This article is based on a 2020 Healthcare Analytics Summit (HAS 20 Virtual) by Carrie Rys, MBA, Assistant Vice President, Ambulatory Operations, Texas Children’s Hospital, and Grace Karon, Assistant Director, Business Operations and Strategic Planning, Texas Children’s Hospital, titled, “Opening the Door for Patient Access: Growing Monthly Visit Volume by 27%.”
Improving patient access to healthcare has long been a common challenge for health systems. From understanding patient preferences about how to make appointments and meeting expectations, including wait times and travel distance for care, to decentralized referral processes, one of the most basic aspects of healthcare—getting patients access to their providers—has been a barrier to healthcare delivery and improvement.
In 2020, COVID-19 further challenged patient access with temporary halts on in-person primary and elective visits and patient-level challenges such as access to transportation and childcare and unpredictable employment circumstances. However, meeting pandemic-era patient access needs has allowed organizations to refine and ramp up their access strategies. By finding ways to get patients the care they need during COVID-19, health systems have identified long-term, scalable answers to persistent patient access challenges.
Health systems dedicated to connecting more patients with needed care at the right time and location can use a five-step framework for improving patient access.
The patient access task force must include representation from C-level leadership and leaders from across the organization. This structure encourages buy-in and championing from the top down, which builds the likelihood of widespread adoption and standardization of patient access improvement initiatives. Multidisciplinary engagement also ensures meeting different department needs (e.g., physician leaders represent clinical concerns), leveraging accessible solutions (e.g., IT leaders offer practical digital tools), and financial optimization.
Before the added complexity of COVID-19, patient access has been a pain point for patients and providers. Organizations can understand long-standing and pandemic-era access barriers within their populations and network through patient and provider surveys and interviews—either done in house or with a consulting firm.
Patient preferences and concerns health systems may want to learn about include the importance of ample, available appointment times; the ease (or difficulty) of making appointments by phone and online; how long patients are willing to wait for an appointment; and how far they’re ready to travel for care. Provider input may include differing referral preferences between clinics, confusing referral processes, inconsistent follow-up from the referred provider, and denied appointments.
While patient and provider challenges, expectations, and preferences will vary among organizations, a lot of health systems can use an understanding of barriers to patient access as opportunities for improvement. For example, COVID-19 made it harder for many patients to access in-person care, driving a significant shift to telemedicine. By increasing digital access, many organizations benefit from this shift by maintaining patient traffic (and associated revenue), while patients benefit with convenient access to care. Health systems are also learning that standardizing virtual care also patients overcome non-pandemic-era access barriers, such as finding transportation to appointments and aligning work and personal schedules with appointment times.
Additionally, patients often prefer booking appointments online versus over the phone and want to see a range of available appointment times during the scheduling process. Organizations may need to assess their online scheduling systems (Do they have one? How easy is it to find? Do patients see all the information they need?). Once the system has a viable scheduling portal, a simple solution, such as a “schedule now” button throughout the website, can help drive patients to needed services.

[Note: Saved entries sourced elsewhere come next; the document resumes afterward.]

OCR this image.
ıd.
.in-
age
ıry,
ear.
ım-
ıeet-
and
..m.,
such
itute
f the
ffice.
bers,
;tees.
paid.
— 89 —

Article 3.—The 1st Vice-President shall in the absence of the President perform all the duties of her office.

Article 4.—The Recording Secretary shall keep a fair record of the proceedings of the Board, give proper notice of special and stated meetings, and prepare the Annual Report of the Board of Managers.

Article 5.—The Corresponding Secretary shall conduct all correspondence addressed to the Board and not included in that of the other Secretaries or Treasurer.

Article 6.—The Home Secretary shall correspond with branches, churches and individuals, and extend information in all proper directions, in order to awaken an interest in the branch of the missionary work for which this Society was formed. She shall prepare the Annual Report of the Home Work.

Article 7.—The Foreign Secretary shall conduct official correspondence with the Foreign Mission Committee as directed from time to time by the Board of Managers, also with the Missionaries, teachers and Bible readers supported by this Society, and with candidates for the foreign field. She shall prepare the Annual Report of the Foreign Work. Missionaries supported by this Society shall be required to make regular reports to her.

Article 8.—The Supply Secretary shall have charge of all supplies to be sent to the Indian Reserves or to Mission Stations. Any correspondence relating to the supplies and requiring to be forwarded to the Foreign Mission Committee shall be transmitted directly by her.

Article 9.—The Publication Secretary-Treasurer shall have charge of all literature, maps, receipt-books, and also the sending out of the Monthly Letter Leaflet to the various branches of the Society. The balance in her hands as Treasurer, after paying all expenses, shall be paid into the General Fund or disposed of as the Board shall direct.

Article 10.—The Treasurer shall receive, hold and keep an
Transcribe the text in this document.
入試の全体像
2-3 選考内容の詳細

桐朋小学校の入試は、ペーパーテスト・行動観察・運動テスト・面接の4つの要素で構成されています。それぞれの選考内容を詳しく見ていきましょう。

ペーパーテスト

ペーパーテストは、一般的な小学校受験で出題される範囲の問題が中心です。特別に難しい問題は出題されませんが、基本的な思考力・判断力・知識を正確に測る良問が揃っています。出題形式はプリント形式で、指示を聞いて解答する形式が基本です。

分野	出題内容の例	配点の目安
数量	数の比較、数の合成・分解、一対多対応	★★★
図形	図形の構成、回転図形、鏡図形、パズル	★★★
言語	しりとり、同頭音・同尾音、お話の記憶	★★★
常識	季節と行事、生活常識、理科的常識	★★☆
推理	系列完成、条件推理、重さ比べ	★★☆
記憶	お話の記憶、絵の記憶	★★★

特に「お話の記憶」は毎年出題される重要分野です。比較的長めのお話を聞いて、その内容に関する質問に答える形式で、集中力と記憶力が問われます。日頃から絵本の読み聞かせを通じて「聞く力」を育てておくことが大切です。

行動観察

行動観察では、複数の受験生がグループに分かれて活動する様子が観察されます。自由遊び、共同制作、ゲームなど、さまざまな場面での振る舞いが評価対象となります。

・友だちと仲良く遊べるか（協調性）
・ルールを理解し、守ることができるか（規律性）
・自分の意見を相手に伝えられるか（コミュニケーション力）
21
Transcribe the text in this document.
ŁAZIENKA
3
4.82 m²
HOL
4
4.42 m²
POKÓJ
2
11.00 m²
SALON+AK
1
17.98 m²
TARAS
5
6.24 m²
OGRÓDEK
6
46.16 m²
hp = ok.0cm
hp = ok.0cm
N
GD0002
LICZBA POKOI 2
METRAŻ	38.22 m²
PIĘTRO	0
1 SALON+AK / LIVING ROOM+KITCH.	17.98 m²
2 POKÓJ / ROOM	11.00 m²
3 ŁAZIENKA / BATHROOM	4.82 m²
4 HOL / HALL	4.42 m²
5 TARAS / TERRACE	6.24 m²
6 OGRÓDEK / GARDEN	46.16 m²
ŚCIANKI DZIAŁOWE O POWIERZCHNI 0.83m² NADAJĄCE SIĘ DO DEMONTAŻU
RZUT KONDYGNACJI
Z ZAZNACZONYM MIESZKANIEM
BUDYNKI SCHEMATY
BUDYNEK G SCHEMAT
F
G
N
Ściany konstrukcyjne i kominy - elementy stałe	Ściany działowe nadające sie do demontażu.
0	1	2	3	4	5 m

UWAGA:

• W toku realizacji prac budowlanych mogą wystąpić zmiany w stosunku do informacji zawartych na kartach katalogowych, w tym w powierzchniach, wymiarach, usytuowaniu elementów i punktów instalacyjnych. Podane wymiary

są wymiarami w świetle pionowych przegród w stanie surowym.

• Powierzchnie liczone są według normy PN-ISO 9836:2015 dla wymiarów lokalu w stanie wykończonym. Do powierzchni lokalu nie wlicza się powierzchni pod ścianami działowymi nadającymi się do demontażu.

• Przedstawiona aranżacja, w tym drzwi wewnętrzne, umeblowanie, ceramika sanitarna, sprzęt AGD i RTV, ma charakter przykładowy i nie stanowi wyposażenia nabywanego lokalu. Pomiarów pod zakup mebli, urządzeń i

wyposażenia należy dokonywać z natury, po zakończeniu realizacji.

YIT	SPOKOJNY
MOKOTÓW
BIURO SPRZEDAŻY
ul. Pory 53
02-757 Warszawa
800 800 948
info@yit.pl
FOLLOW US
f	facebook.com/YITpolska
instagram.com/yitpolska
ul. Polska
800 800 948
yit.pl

Steps 1 through 3 will inform an improved patient access plan, aligning the plan’s champions and leaders, identifying barriers and patient preferences, and targeting opportunities to better connect patients with care. Step 4 involves implementing the improved patient access plan. The implementation may comprise initiatives such as the following:
While organizations can use a stepwise framework to improve patient access, the work to better connect patients with care is ongoing. Health systems must prepare to scale and sustain access by adapting to current events (such as navigating COVID-19 with a more virtual, touchless experience), and ongoing community communication to understand patient needs and preferences.
Patient access has been one of the many areas of care delivery where COVID-19 has exposed existing gaps. While barriers to care—from reaching a clinic by phone to book a visit to finding available times that align with work and school schedules—are ongoing healthcare challenges, pandemic-era stay-at-home orders and freezes on elective care have forced many patients and providers to experience the real-world implications of deferred care. Meanwhile, COVID-19 has also driven a shift to virtual care, online scheduling, and more touchless steps in the delivery process. With a patient access improvement framework, organizations can work step-by-step to scale and sustain lessons learned and innovations made in access during the pandemic.